Lse-Deutsche Börse, sì dei soci all’offerta di scambio
(d.pol.) Per non mettere a rischio la maxi fusione con il London Stock Exchange i soci della Deutsche Börse avevano abbassato l’asticella delle adesioni al 60%. E invece ieri è emerso che gli azionisti della Borsa di Francoforte hanno aderito all’offerta di scambio consegnando l’89,04% dei titoli. Dalla Germania arriva così un segnale forte sulla volontà di procedere al matrimonio tra i due listini, un piano che la Brexit sembrava aver messo in pericolo. Anche se bisogna ricordare che i soci dei due listini si assomigliano. L’azionista più importante delle due public company è BlackRock con il 13% del Lseg e quasi il 7% della Borsa tedesca, seguito a Londra dall’Emiro del Qatar (10%). Ci vorrà comunque ancora del tempo prima di celebrare la fusione che vale 29 miliardi di sterline e che porterà la compagine di soci di Deutsche Borse al 56% della nuova società e quelli del Lseg al 44%. Sotto lo stesso cappello entrerà così anche Borsa Italiana. Bisognerà attendere il nulla osta della Consob tedesca (non vincolante), della Commissione Ue e del Land dell’Hessen che possiede una quota in Deutsche Börse. Come sede al momento viene confermata la City londinese. Quanto alla governance, alla guida ci sarà il ceo di Deutsche Börse, Carsten Kengeter (foto), affiancato dal presidente Donald Brydon (Lseg).
Moody’s: in Svizzera le banche più solide
(f.mas.) Se c’è un Paese dove le banche non mostrano problemi, quello è la Svizzera. Così la pensa Moody’s, che ieri ha mantenuto stabile l’outlook sul sistema bancario per le «solide condizioni operative» nonostante i tassi negativi (a -0,75%) e l’aumento dei prezzi degli immobili. Le banche svizzere continuano ad avere un livello molto basso di crediti problematici e «solidi» cuscinetti di capitale, dipendono limitatamente dal mercato dei capitali e hanno una «adeguata capacità di assorbire le perdite». Lo scenario macro aiuta: il pil svizzero è atteso a +1,4% quest’anno e a +1,8% nel 2017, e la disoccupazione è bassa.
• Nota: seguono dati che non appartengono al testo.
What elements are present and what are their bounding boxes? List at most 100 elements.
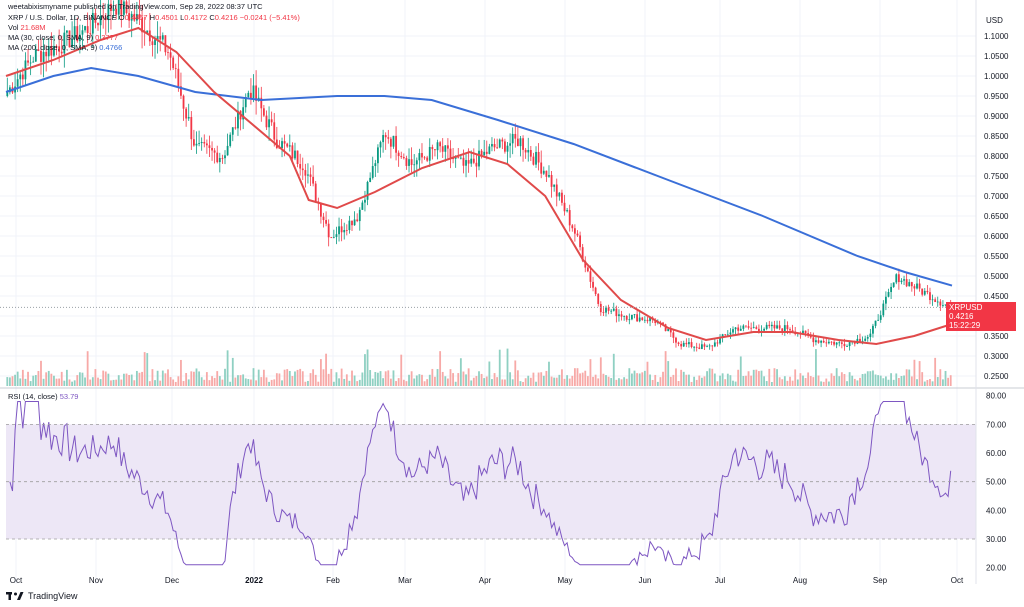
candle-body[interactable] (783, 325, 786, 332)
candle-body[interactable] (192, 139, 195, 146)
candle-body[interactable] (698, 347, 701, 349)
candle-body[interactable] (208, 145, 211, 148)
candle-body[interactable] (410, 159, 413, 165)
candle-body[interactable] (605, 307, 607, 313)
candlesticks[interactable] (6, 0, 952, 352)
candle-body[interactable] (910, 282, 913, 287)
candle-body[interactable] (91, 12, 94, 34)
candle-body[interactable] (688, 342, 690, 345)
candle-body[interactable] (309, 174, 312, 177)
candle-body[interactable] (53, 45, 55, 56)
candle-body[interactable] (71, 38, 73, 48)
candle-body[interactable] (872, 325, 874, 334)
candle-body[interactable] (288, 145, 291, 147)
candle-body[interactable] (76, 26, 79, 42)
candle-body[interactable] (340, 226, 343, 233)
candle-body[interactable] (763, 328, 766, 331)
candle-body[interactable] (58, 46, 61, 52)
candle-body[interactable] (125, 1, 128, 14)
candle-body[interactable] (112, 8, 115, 12)
candle-body[interactable] (641, 317, 644, 320)
candle-body[interactable] (690, 342, 693, 348)
candle-body[interactable] (291, 145, 294, 159)
candle-body[interactable] (151, 41, 154, 45)
candle-body[interactable] (480, 150, 483, 156)
candle-body[interactable] (900, 280, 903, 283)
candle-body[interactable] (395, 135, 397, 153)
candle-body[interactable] (338, 226, 340, 235)
candle-body[interactable] (117, 0, 120, 15)
candle-body[interactable] (322, 216, 325, 221)
candle-body[interactable] (255, 85, 258, 101)
candle-body[interactable] (356, 219, 359, 222)
candle-body[interactable] (402, 157, 405, 159)
candle-body[interactable] (561, 192, 563, 203)
candle-body[interactable] (174, 68, 177, 69)
candle-body[interactable] (820, 340, 823, 343)
candle-body[interactable] (646, 319, 649, 322)
candle-body[interactable] (706, 345, 708, 347)
candle-body[interactable] (939, 301, 942, 306)
candle-body[interactable] (822, 340, 825, 343)
candle-body[interactable] (50, 45, 53, 56)
footer-brand[interactable]: TradingView (6, 591, 78, 601)
candle-body[interactable] (273, 122, 276, 140)
candle-body[interactable] (335, 234, 338, 237)
candle-body[interactable] (332, 236, 335, 238)
candle-body[interactable] (459, 157, 462, 159)
candle-body[interactable] (262, 108, 265, 116)
candle-body[interactable] (242, 107, 245, 120)
candle-body[interactable] (825, 342, 828, 344)
candle-body[interactable] (568, 210, 571, 226)
candle-body[interactable] (37, 49, 40, 51)
candle-body[interactable] (636, 314, 639, 322)
candle-body[interactable] (436, 142, 439, 151)
candle-body[interactable] (78, 34, 81, 42)
candle-body[interactable] (524, 149, 527, 153)
candle-body[interactable] (265, 115, 268, 128)
candle-body[interactable] (68, 30, 71, 48)
candle-body[interactable] (586, 267, 589, 272)
candle-body[interactable] (146, 30, 149, 33)
candle-body[interactable] (172, 57, 175, 69)
candle-body[interactable] (107, 3, 110, 21)
candle-body[interactable] (713, 342, 716, 347)
candle-body[interactable] (154, 39, 156, 45)
candle-body[interactable] (97, 22, 99, 26)
candle-body[interactable] (755, 327, 758, 329)
candle-body[interactable] (34, 49, 37, 62)
candle-body[interactable] (511, 133, 514, 144)
candle-body[interactable] (944, 304, 947, 306)
candle-body[interactable] (758, 328, 760, 332)
candle-body[interactable] (830, 341, 833, 343)
candle-body[interactable] (299, 164, 302, 169)
candle-body[interactable] (369, 177, 372, 182)
candle-body[interactable] (392, 135, 395, 147)
candle-body[interactable] (739, 328, 742, 331)
candle-body[interactable] (597, 294, 600, 304)
candle-body[interactable] (382, 135, 385, 143)
candle-body[interactable] (584, 260, 587, 268)
candle-body[interactable] (102, 15, 105, 19)
candle-body[interactable] (63, 32, 66, 54)
candle-body[interactable] (187, 117, 190, 119)
candle-body[interactable] (110, 3, 112, 12)
candle-body[interactable] (571, 225, 574, 229)
candle-body[interactable] (695, 346, 698, 348)
candle-body[interactable] (29, 62, 32, 64)
candle-body[interactable] (441, 146, 444, 152)
candle-body[interactable] (934, 299, 937, 302)
candle-body[interactable] (721, 334, 724, 338)
candle-body[interactable] (444, 145, 447, 152)
candle-body[interactable] (387, 137, 390, 139)
candle-body[interactable] (693, 346, 696, 348)
candle-body[interactable] (929, 292, 931, 301)
candle-body[interactable] (579, 235, 581, 248)
candle-body[interactable] (923, 290, 926, 295)
candle-body[interactable] (724, 334, 727, 336)
candle-body[interactable] (475, 162, 478, 167)
candle-body[interactable] (527, 149, 530, 153)
candle-body[interactable] (358, 209, 361, 222)
candle-body[interactable] (115, 8, 118, 15)
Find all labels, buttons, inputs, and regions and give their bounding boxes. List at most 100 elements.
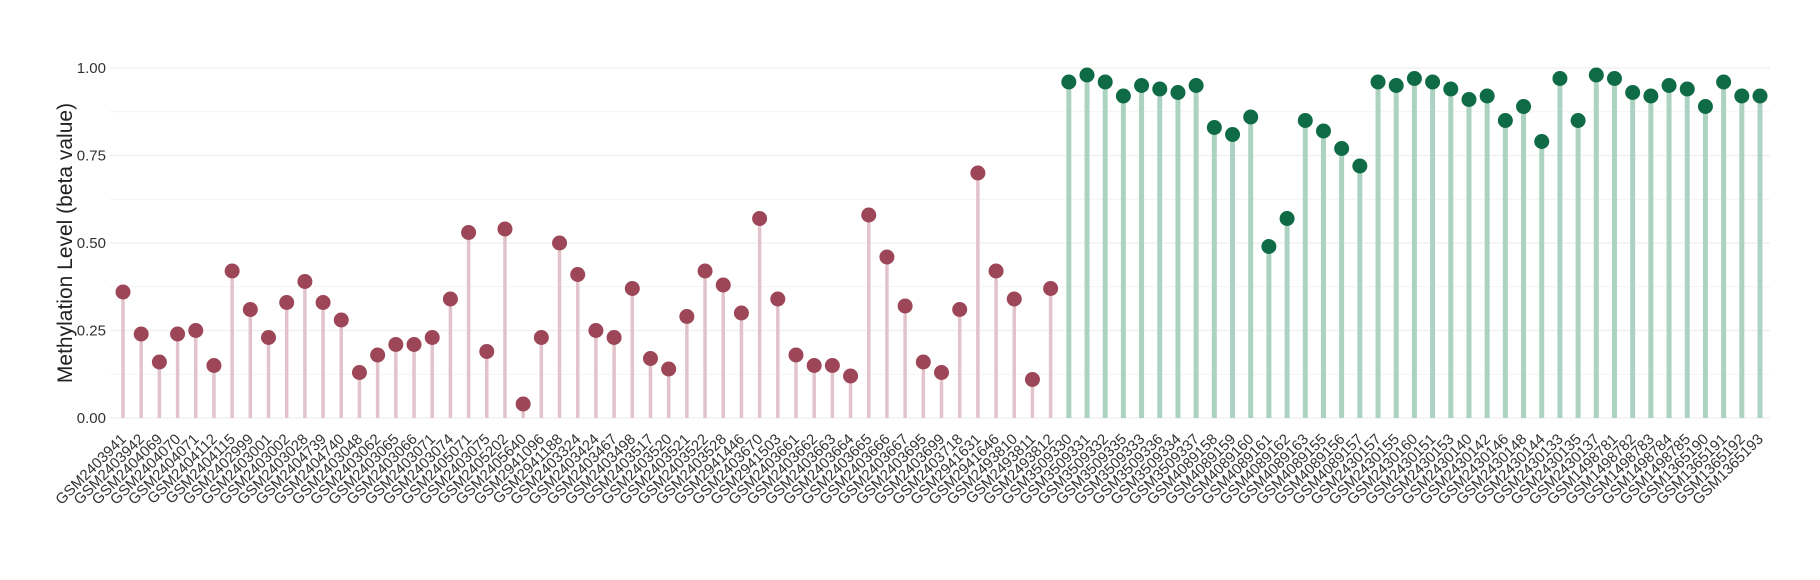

Ci sono comunque rischi possibili in vista: in quanto tipica moneta-rifugio, il franco potrebbe rivalutarsi creando alle banche problemi di profittabilità; e se venisse approvato il referendum per limitare l’immigrazione, l’economia potrebbe indebolirsi con ripercussioni dirette sul profilo di credito degli istituti.
Norges taglia il valore degli immobili in Gran Bretagna
(m.sab.) Il fondo sovrano norvegese Norges Bank — 890 miliardi di dollari in gestione — ha tagliato del 5% il valore del suo portafoglio immobiliare in Gran Bretagna in seguito al referendum sulla Brexit. «È stata una misura straordinaria» ha detto il vice ceo Trond Grande. Il Fondo ha registrato nel secondo trimestre una perdita dell’1,6% negli investimenti nel mercato immobiliare, pari a 20,4 miliardi di dollari. Il rendimento medio del fondo, considerando gli altri attivi, è stato invece dell’1,3%, pari a 94 miliardi di corone (11,4 miliardi di dollari).